確かにこのまま渡航が始まるには先程の立会人を名乗る者達の説明だけでは大雑把過ぎる。

そもそもこの立会人の2人が本当に依頼主の立会人かも証明されてはいなかった。

 

立会人は慌てる素振りも見せずに振り返る。

 

「今回の渡航は至ってシンプルですので船で移動中にお話しようと思っておりましたが、あなたの言い分も理解できます。ですので少しだけここで共有しておきましょう」

 

立会人は船が被っていたシートを畳みながら続ける。

 

「今回の目的は禁忌の島の中央にあるとされる工場らしき建物の調査です。付近の沿岸に船を停めてすぐの場所ですので工程も10日程度を想定しています。船は2隻ありますので、サッドニール班とリドリィ班に分かれて乗船して頂きます」

 

立会人の話からするとここに停泊している2隻ともレディー・ミズイの持ち物だったようだ。これで定員割れを気にする必要はなくなったが、今の時代で船を数隻でも用意できるレディー・ミズイの財力は計り知れないものがあった。

 

「この新しい港町だけで2隻も保有しているなんてレディー・ミズイは随分お金持ちなんだな」

 

誰もが思っていることをリドリィが口にする。

 

「我々は旅程の立会だけ任されておりますので雇い主様の事は存じておりませんが、レディー・ミズイは都市連合に新設された科学統制機関の顧問をされております」

 

「なるほど。ということはこれは国家機関からのオーダーというわけか」

 

科学統制機関という組織名はルイ達も少し耳にしたことがあった。科学の衰退により人類存亡の危機が目の前に近づいてきたことで、食糧問題等数々の課題を打開するために都市連合が数年前に設立した機関だ。ここで全世界の科学力を結集し、人類社会の復興と発展を目論んでいるようだ。

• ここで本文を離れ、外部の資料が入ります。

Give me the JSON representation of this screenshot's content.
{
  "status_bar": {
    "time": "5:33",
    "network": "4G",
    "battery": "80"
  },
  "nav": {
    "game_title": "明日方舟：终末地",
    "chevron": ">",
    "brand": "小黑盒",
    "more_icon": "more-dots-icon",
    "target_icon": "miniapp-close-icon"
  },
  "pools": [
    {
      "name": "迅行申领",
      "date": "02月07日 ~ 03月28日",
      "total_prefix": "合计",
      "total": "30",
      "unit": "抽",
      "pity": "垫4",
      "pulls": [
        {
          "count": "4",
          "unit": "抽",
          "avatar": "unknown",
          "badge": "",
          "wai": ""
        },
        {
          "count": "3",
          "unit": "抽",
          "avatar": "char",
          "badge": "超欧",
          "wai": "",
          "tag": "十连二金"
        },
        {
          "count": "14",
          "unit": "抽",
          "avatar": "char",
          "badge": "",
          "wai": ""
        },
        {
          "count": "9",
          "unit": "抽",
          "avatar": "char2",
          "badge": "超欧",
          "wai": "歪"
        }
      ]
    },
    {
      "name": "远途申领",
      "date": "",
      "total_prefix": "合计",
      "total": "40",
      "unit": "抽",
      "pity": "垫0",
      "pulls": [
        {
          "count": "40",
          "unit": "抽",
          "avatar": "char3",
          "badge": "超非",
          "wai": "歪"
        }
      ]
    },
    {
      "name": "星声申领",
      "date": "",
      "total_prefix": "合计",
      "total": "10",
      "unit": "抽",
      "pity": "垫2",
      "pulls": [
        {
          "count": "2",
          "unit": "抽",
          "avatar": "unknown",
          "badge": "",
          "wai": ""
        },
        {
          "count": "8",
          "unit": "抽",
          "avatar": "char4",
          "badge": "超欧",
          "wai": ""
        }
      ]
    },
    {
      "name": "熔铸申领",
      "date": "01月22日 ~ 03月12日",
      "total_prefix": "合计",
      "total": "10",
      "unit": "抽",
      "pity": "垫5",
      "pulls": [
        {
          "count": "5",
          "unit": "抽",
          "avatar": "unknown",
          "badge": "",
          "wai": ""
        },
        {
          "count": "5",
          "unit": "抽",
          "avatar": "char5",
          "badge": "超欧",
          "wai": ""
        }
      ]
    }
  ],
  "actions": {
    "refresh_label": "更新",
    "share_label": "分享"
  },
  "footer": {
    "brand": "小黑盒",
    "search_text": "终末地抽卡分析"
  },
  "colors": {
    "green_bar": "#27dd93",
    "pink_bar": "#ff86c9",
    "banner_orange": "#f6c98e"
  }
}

ただ、純粋に科学を追求しているマシニストと違い、国家として科学力を軍事面でも利用しようとしている傾向もあり、テックハンター協会も完全に信頼してはいなかった。

 

リドリィもある程度予想していたのか驚く様子は見せなかった。そしてこの立会人の説明に矛盾点がなく、ある程度依頼主に信頼がおけると判断したようだ。

 

「後は前金は別として、持ち帰った設計図と報酬金の交換場所だな。大金だからハウラーメイズ都市にあるロード・オラクルのノーブルハウスとかか?」

 

リドリィがこの質問をした理由は2つあった。1つは単純にどこで交換するのか単純に疑問だった事と、2つ目は設計図を持ち帰らせておいて、報酬を払わずに消されないか懸念があったからだ。今回は国家機関からの依頼ということである程度信頼は出来たが、新設の科学統制機関やレディー・ミズイのことなど知らない事が多い。そのため然るべき場所で報酬の受け渡しがされるのか、懸念をある程度解消したかったのだ。

 

「我々は任務終了後にこの港町にお連れすることまでしか聞かされておりません」

 

「なんだと?それじゃあこの辺鄙な港町までレディー・ミズイって奴が直接支払いに来るのか?」

 

「我々はお答え出来ません」

 

「説明不十分で話にならないな。契約は初めてか?このままだと履行出来ない」

 

「既に計画は進行中ですし契約は成立している認識です。最早あなた方のキャンセルは効きません」

 

「ああ?」

 

その場の空気が瞬時に冷たくなる。頭の片隅で考慮していた懸念が高まったのだ。

立会人が報酬受け渡しを明確に説明出来ないことは『受け渡しまでは想定していないから』、つまり、報酬を支払うつもりはない、そう捉えてもおかしくないのだ。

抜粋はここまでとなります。